Software engineers aren't nuclear physicists or machinists. I'm not sure how you want to use them to build nuclear reactors.

adrianN · on Dec 3, 2023

People become software engineers instead of choosing a different profession because there is so much money in ads.

fragmede · on Dec 3, 2023

And lawyers only choose that profession to ambulance chase, and doctors only choose that profession to do boob jobs. People get into software development for more than just money, y'know?

phyrex · on Dec 3, 2023

It’s a very reductive take. Meta is helping a lot of people get and keep in touch for free (like my family is all over the place and we use WhatsApp extensively to communicate). There’s clearly a demand for this, and doing it for the price of a couple of ads doesn’t seem sad to me

travoc · on Dec 3, 2023

Did Meta create WhatsApp? Or did they just buy it to sell ads and track its users?

ChatGTP · on Dec 3, 2023

No, the users are the products. It’s not free.

phyrex · on Dec 3, 2023

You’re not paying them out of your own pocket. I’ll happily use a better word for that if you have one.

kyboren · on Dec 3, 2023

Ass, gas, or grass; nobody rides for free. In this case you're paying with your ass. You're turning tricks for Zuck.
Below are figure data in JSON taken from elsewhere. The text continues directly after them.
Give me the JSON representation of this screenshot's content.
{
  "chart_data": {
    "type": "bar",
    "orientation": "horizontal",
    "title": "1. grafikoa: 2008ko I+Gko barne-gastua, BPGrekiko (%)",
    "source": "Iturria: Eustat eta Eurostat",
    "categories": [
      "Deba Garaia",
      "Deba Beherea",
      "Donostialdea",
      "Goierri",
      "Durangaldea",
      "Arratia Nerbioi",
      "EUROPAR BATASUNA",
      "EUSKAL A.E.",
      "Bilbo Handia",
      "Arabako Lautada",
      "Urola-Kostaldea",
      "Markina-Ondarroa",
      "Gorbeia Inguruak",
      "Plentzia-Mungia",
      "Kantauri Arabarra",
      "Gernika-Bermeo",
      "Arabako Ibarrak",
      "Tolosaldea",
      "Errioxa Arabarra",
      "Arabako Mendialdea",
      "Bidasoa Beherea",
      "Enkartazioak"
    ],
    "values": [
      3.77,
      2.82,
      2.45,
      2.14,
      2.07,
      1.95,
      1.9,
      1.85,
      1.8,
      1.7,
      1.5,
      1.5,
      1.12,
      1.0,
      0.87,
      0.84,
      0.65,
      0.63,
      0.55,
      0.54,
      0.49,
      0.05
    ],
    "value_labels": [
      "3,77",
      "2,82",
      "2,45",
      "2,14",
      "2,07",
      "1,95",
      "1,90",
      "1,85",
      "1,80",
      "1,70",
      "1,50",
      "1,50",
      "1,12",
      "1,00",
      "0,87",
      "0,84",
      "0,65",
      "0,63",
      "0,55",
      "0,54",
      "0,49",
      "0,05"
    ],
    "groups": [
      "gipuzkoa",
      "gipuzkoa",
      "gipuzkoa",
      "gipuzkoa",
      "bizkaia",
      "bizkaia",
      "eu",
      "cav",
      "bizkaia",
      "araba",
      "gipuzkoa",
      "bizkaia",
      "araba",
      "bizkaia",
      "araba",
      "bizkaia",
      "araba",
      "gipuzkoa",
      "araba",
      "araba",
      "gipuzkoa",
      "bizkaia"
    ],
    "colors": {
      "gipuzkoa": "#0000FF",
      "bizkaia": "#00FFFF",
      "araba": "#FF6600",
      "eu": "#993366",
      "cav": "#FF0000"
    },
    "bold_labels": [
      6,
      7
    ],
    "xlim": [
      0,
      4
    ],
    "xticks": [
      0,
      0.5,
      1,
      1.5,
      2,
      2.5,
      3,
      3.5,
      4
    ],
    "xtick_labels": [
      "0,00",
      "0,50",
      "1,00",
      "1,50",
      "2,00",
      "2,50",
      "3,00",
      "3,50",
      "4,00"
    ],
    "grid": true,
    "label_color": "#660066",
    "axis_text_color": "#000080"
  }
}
Meta pimps your mind out to anybody who wants to take a crack at you, to manipulate your political views or extract money out of you. In return, they give you purses and pay for you to get your nails did.

ChatGTP · on Dec 3, 2023

It’s not free.

sweettea · on Dec 3, 2023

Ads act as a recommendation engine, helping people find solutions to their problems sometimes before they ever realize there is a solution.

yjftsjthsd-h · on Dec 3, 2023

Ads are intended to convince people to spend money. In a perfect world that might mean actually being useful solutions, but I have zero faith that that's even a passing concern in reality.

saagarjha · on Dec 3, 2023

Yeah and casinos offer people some good clean fun. Definitely no incentives here to ”suggest” things people they don’t need or benefit from having, right?

pinkgolem · on Dec 3, 2023

i dont know what ads you are getting, but most of it is ether trash dropshipping products, gambling products(often bad mobile games) or other worthless stuff.

there are some plattforms with relative "high" quality ads, but facebook is not one of them.

ChatGTP · on Dec 3, 2023

lol common now. It’s to make Facebook a bunch of money. Not for tell the future.

I use facebooks products and it’s never helped me or anyone I know in the way you describe.